Four Sano students with engineering degrees 

Four Sano students with engineering degrees 

Time to celebrate! Last Friday, January 20th, four Sano Science students: Adam Nowak, Krzysztof Gądek, Piotr Kica, and Karol Zając defended their thesis and received Engineer's degrees! 

Tools supporting the execution of computational models in in-silico medicine.

– it’s the subject of the defended thesis written under the supervision of Professor Maciej Malawski

In-silico is a fast-growing field in computational science. Nowadays, scientists use computer simulation instead of performing time-consuming and expensive in-vivo/in-vitro medicine experiments. Each in-silico solution meets individual requirements, depending on the modelled disease. The international In Silico World project introduces new solutions, which need to be tested with virtual patient datasets, certified and deployed. High-performance computing resources are the most common to perform large scale simulations of in-silico models, but not every scientist is familiar with this infrastructure. This may also raise concerns if each in-silico process requires such a computational power. 

For this reason, the Model Execution Environment (MEE) platform was created in ACC Cyfronet. Its goal is to facilitate the use of HPC resources by scientists and provide reusable workflows for their computations. From the beginning, MEE was supporting only simulating single patient case consisting of multiple steps. It offered only HPC storage and the user could not simulate many instances of the model at once with different parameters. Because of this limitation, we treat this platform as a base for developing features allowing to simulate large scale models, that had to be simulated for many patients, even a thousand times. 

The processes of verification, validation and uncertainty quantification (VVUQ) are necessary to create accurate computational models.
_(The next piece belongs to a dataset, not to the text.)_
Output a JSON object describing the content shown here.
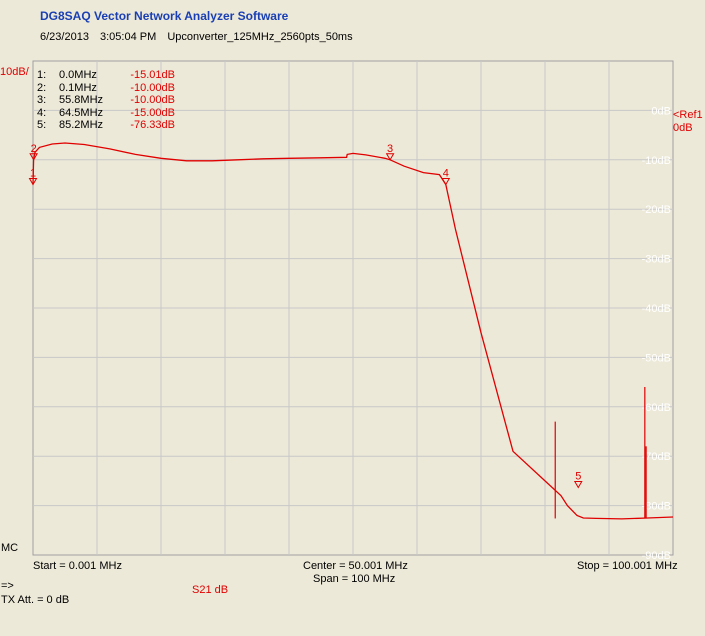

From the computing perspective, VVUQ is a computationally intensive process, as it requires numerous runs with variations of input parameters. Scientists usually make use of HPC to run VVUQ simulations, however cloud computing services can greatly facilitate and provide an alternative to current methods. Serverless compute services offer on-demand access to resources and highly concurrent executions. This is perfect for running multiple, parallel model executions as the VVUQ process may require many thousands of such tasks. 

From this standpoint, our students’ proposed solution extends MEE by introducing cohorts and campaigns that allow scientists to simulate the same MEE workflow multiple times for all the cohort’s patients with only one-time configuration. Another improvement that they implemented is a support for cloud storage which can be used as an alternative to the HPC, when it comes to storing sensitive data and its security. 

The CloudVVUQ library was created to facilitate and speed-up VVUQ processes using cloud serverless services such as AWS Lambda and Google Cloud Run. Performance tests on the real-life computational models present the scalability of our library. This new approach results in significant improvement in execution times of VVUQ workflows. 

Using computational models delivered by ISW partners they could verify and test our features. They prepared a number of MEE organizations for ISW solutions and adapted these models to our infrastructures. Multiple pipeline versions were implemented and parametrized to fulfill the run-time requirements. 

We can proudly summarized that the new extensions to MEE Piotr, Adam, Krzysztof, and Karol proposed and developed, together with their CloudVVUQ library, are valuable contribution to the tools supporting execution of computational models in in-silico medicine. 

Congratulations and we support your future research, Adam, Piotr, Karol, and Krzysztof!